I think it's time to quit using Wikipedia to forward the idea of REVISIONIST HISTORY. Translating JAPANESE is an INEXACT SCIENCE at best. People work on expressing the MEANING, not the exact words in a statement. The only language that comes close to exact meaning in words is GERMAN, and you STILL have to work on the EXACT meaning of what the author has to say. ( For example, Does MIEN KAMPF mean " My STRUGGLE " or " MY BATTLE ( or WAR ) "?
I disagree with translation being an inexact science. A talented and knowledgeable translator can translate quotes quite accurately. In fact, Japanese is one of the easier languages to match up directly with English provided you finagle with grammatical and sentence structure enough. Because words in Japanese are made up of kanji compounds, and each kanji typically corresponds more or less directly with an English word, phrase, or idiom, the meaning and "feeling" of a Japanese sentence is rather easy to express in English. However, for this article the actual Japanese quote (or alleged quote) should be included. —Preceding unsigned comment added by 98.28.179.6 (talk) 21:42, 8 September 2008 (UTC)

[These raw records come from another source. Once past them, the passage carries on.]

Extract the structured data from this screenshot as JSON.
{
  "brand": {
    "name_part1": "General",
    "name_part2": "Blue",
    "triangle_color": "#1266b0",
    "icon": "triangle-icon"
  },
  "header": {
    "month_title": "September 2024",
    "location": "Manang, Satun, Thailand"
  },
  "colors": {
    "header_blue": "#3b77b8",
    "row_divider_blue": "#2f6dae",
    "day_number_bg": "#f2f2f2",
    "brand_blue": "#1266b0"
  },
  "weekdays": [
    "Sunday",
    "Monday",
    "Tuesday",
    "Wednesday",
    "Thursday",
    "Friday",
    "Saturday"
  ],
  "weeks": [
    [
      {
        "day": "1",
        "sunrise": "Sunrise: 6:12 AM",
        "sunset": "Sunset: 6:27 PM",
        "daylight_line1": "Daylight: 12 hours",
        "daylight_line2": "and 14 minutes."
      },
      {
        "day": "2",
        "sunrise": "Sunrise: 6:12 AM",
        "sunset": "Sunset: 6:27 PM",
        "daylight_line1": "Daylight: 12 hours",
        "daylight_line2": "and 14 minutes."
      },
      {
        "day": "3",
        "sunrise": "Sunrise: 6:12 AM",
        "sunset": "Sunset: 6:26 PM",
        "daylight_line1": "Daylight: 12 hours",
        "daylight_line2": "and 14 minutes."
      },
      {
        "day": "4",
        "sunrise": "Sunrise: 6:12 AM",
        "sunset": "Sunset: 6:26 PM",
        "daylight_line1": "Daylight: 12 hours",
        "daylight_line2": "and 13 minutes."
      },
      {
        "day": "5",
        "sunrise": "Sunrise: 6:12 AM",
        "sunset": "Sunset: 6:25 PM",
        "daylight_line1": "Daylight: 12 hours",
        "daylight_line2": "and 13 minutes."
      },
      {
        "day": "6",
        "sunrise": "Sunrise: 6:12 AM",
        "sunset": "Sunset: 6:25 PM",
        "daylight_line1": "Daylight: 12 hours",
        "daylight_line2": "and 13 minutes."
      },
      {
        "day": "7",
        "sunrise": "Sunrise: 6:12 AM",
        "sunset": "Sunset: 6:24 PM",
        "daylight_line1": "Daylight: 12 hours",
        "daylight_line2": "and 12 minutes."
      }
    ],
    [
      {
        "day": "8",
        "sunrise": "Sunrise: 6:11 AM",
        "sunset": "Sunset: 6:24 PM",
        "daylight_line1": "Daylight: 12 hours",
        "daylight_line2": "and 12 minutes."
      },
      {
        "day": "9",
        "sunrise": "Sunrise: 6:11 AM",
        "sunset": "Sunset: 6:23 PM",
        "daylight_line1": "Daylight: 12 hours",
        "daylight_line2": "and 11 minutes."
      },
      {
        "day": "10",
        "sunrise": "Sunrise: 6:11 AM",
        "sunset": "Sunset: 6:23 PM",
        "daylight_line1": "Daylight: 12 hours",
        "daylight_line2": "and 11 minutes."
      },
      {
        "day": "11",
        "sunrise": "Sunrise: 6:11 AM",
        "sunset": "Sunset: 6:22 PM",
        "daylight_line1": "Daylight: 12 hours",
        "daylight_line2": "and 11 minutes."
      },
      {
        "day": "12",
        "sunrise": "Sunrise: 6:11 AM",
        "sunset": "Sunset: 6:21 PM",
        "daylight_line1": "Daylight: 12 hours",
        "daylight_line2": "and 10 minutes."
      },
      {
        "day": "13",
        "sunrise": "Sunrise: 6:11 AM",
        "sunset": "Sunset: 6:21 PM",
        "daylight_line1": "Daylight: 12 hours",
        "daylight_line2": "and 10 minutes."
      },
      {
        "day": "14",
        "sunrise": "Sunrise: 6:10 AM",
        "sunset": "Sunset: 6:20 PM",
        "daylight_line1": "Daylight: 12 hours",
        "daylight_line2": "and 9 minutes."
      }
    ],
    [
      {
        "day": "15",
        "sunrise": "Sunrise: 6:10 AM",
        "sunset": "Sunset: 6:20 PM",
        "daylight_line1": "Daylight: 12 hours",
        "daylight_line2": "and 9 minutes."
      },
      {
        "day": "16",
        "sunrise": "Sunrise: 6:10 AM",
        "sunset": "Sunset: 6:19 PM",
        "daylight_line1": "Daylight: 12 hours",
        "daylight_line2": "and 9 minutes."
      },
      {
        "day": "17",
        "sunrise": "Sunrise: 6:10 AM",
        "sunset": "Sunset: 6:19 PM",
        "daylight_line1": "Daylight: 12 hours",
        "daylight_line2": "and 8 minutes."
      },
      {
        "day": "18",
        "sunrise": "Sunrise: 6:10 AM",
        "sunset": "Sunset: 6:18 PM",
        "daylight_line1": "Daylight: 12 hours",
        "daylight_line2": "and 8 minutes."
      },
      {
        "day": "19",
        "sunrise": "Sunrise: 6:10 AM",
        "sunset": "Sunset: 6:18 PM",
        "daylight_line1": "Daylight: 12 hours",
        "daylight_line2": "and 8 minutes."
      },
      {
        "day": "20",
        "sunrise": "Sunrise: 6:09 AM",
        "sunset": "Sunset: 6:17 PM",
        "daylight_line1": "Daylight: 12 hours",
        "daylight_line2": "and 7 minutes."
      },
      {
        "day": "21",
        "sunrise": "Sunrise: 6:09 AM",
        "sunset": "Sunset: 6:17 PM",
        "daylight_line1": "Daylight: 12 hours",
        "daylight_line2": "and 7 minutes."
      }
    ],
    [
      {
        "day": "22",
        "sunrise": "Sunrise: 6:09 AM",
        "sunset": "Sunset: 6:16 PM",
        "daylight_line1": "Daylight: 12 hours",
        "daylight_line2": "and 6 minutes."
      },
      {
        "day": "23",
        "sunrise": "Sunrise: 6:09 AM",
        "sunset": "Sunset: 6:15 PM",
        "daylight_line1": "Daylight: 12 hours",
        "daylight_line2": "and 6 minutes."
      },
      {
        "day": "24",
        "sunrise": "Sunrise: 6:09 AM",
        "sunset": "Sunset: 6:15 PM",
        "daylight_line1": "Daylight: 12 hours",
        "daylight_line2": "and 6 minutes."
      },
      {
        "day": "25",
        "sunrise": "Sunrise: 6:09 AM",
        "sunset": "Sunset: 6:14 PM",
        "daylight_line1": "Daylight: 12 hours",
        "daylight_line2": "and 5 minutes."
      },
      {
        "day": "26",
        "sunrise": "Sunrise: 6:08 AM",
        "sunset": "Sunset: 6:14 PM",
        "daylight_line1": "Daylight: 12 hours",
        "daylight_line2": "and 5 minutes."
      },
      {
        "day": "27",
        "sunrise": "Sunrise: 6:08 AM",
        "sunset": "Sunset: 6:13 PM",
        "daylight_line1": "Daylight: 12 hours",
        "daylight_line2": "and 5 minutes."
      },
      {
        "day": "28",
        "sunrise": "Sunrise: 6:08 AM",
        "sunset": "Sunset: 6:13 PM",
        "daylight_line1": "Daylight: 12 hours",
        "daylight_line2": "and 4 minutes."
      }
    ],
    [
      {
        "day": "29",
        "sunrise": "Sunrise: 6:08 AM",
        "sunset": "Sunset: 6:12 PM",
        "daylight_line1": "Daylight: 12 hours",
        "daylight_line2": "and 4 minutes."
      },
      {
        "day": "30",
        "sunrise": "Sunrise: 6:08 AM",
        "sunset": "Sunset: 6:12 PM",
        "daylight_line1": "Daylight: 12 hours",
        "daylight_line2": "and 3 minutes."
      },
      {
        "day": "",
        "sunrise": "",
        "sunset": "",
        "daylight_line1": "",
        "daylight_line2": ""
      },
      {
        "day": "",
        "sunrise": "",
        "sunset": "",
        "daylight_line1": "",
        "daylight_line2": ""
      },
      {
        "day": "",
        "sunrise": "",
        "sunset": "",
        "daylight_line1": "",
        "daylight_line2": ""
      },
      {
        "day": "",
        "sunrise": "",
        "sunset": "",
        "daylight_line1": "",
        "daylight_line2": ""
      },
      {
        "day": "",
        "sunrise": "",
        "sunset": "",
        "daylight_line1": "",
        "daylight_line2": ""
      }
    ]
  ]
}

Aeb1barfo 16:23, 22 July 2007 (UTC)
- I happen to be bilingual in Japanese and English. Japanese is not an easy language to translate into English.Oldbubblehead (talk) 21:14, 24 April 2017 (UTC)
Napoleon
editIf Yamamoto did indeed say it, he might have been paraphrasing Napoleon, who said something very similar about China. I typed napoleon china sleeping giant into Google and got over 5000 hits.
- Are you serious? I typed alien napoleon INSTANT DEATH RAY into google and got 311,000 results. Hardly a reliable source to find out if anyone said something. Liquidtenmillion 23:42, 5 June 2006 (UTC)
- It seems like he had a point though; just taking the first quote, it seems Napoleon said "China is a sleeping giant. Let her lie and sleep, for when she awakens she will astonish the world." Similar enough, eh?
- I disagree, I only got 161,000. Aaрон Кинни (t) 09:23, 30 December 2006 (UTC)
Original research
editIs this article not original research? It certainly has an air of it. Ben Finn (talk) 17:19, 17 December 2007 (UTC)
References
editIs that 1864 date right on the Lawrence Suid reference? It seems strange, especially since the Naval Institute article says that that agency was established in 1871. MarkHB (talk) 16:48, 18 February 2008 (UTC)
For the quote "Gentlemen, we have just kicked a rabid dog." I would like to add a "citation needed" afterward, because as far as I can find (using only the internet, as my local library is closed) there is no verifiable source for this. I do see many blogs and other websites of questionable realiability giving this quote, but I would like a primary source in the form of a book better. 76.254.37.245 (talk) 23:42, 18 March 2012 (UTC)
Giant, or tiger?
editIs this the correct translation? (Some) Swedish history books says that he talked about a sleeping tiger, not giant. Are the books incorrect? 81.16.160.34 (talk) 08:54, 21 April 2008 (UTC)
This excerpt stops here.